Stories, quirks, explanations, and facts fill the printed pages of the book providing the reader with a full range of detail about how cats operate, including some of the more peripheral details such as where the heck they go at night time, and why!
Split into chapters focusing on a specific insight, the book explains in plain and simple language exactly what behaviour and expressions mean for us unknowing humans. For example, the chapter on ‘Sounds’ is incredibly enlightening, delving into the many many noises and sounds emitting from our cat companions. The favoured ‘meow’ having a full range of tonality, if one is so inclined to pay close attention.
Other chapters include feeding, hunting, cat toys, grooming and (a personal favourite) military strategy.
In addition to the thorough explanations, the pictures of a whole range of cats and kittens are sure to be a crowd favourite - certainly the seven year old from our house found them endlessly captivating, it was a mammoth struggle to be able to actually prise the book away from them! One could endlessly ponder what it is about images of cats that have so dominated the world of children (and, indeed, the internet). One statistic suggested that pictures of cats drives 15% of all internet traffic.
There is a fascination with cat books, with new examples seemingly popping up left, right and centre. Yet none of them ever quite get it right. However, this example comes pretty close:
“Cats and books seem to go together. T.S. Eliot put it this way: ‘Books. Cats. Life is good.’ The calmness of reading attracts the kind of people cats can be comfortable with… If a bookstore is so fortunate to have a cat on the premises during operating hours, you can bet that feline is co-owner, manager, security and the abiding conscience of the place.”

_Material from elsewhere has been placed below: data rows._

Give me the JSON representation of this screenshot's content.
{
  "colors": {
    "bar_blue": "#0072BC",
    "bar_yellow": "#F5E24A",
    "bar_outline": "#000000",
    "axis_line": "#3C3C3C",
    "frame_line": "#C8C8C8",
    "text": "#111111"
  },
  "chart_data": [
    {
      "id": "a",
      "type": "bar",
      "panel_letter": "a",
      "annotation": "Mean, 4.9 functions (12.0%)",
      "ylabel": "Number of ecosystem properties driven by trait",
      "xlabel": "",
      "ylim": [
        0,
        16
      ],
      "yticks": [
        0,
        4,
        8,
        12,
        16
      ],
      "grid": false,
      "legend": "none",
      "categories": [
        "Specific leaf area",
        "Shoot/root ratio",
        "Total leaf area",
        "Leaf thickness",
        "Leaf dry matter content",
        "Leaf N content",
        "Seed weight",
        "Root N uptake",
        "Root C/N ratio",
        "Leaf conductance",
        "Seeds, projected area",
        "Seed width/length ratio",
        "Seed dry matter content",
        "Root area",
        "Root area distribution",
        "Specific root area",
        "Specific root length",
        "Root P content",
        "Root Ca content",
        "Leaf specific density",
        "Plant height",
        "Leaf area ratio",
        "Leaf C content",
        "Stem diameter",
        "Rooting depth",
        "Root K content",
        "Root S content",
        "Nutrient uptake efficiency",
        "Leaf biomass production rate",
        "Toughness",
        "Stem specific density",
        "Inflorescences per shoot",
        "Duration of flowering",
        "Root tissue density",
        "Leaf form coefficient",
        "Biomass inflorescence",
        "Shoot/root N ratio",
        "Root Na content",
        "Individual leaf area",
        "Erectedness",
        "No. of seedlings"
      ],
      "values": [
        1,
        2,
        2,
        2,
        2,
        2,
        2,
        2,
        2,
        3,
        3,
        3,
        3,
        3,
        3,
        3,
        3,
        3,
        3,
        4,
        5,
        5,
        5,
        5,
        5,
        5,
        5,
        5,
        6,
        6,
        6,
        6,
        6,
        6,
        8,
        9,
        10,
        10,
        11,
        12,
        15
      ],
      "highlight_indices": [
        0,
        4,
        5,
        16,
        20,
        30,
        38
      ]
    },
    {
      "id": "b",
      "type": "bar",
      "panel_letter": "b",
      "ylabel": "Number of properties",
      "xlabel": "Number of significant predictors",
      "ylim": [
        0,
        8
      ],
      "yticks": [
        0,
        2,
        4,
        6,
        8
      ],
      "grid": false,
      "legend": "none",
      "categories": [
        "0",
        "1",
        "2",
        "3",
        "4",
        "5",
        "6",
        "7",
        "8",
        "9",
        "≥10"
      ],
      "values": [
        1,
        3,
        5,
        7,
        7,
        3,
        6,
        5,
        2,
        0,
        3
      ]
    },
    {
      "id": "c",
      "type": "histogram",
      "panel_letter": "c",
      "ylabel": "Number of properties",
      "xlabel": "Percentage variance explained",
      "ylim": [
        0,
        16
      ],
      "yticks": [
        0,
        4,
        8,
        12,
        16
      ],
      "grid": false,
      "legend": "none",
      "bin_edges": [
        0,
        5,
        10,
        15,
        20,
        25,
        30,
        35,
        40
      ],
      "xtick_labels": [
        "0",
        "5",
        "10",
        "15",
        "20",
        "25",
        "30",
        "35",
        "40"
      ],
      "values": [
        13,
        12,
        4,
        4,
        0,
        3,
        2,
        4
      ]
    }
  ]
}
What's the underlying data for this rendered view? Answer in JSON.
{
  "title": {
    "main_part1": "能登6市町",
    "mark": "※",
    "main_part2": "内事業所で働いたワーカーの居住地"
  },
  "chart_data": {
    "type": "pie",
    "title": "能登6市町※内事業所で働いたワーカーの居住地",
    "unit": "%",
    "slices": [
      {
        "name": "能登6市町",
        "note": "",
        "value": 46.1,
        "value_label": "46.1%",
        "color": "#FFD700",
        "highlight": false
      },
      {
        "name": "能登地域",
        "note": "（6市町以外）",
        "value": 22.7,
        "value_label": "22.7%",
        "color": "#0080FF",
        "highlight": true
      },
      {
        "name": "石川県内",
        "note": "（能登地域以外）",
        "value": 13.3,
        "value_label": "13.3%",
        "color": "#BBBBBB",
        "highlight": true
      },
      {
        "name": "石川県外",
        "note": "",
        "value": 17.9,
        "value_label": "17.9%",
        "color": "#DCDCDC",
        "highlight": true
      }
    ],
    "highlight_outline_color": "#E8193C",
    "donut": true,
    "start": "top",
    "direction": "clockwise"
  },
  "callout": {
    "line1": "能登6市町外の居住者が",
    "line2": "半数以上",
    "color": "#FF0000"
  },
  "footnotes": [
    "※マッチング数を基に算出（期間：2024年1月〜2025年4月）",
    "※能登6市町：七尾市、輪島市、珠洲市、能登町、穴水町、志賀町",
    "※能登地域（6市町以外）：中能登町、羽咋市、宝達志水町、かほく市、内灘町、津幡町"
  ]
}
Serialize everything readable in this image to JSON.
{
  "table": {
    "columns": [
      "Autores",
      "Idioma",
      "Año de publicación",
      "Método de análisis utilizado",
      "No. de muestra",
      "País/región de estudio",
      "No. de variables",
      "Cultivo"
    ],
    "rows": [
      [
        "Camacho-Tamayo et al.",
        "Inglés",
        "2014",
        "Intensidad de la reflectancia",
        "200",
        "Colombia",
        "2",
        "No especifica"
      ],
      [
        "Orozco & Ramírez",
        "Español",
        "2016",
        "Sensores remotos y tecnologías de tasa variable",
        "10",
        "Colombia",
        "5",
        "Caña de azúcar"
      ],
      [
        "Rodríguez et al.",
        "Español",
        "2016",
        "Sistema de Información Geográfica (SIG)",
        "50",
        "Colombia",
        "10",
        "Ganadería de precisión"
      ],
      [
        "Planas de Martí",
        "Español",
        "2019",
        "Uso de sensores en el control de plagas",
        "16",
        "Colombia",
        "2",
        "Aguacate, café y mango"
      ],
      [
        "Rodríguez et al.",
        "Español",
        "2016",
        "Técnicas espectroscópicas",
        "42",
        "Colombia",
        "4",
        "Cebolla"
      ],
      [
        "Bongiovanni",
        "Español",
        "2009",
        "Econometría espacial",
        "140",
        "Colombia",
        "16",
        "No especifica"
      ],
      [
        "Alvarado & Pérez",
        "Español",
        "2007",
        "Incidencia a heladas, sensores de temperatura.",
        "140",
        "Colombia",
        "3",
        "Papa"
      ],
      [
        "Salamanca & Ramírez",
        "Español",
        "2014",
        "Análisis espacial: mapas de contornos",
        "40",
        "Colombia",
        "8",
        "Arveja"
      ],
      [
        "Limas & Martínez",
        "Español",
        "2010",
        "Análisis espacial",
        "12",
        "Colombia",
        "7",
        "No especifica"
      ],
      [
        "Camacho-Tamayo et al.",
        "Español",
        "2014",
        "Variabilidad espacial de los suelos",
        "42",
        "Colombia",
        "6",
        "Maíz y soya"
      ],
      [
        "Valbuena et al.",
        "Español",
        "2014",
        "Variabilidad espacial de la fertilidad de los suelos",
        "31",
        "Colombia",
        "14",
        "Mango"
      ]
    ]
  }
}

It’s the logical and helpful tips and tricks that were most beneficial as a reader of many of these books. There was something new in every chapter for a long term cat owner, something that helped to understand the little critters just a little more than before. It’s been a while since a cat book was able to do that, and therefore there is a strong sense of gratitude!
The cat industry is alive and well, perhaps because they live by their own rules and dance to their own beat. The love of a cat is a mystical and thoroughly enigmatic situation. One that will remain endlessly intriguing.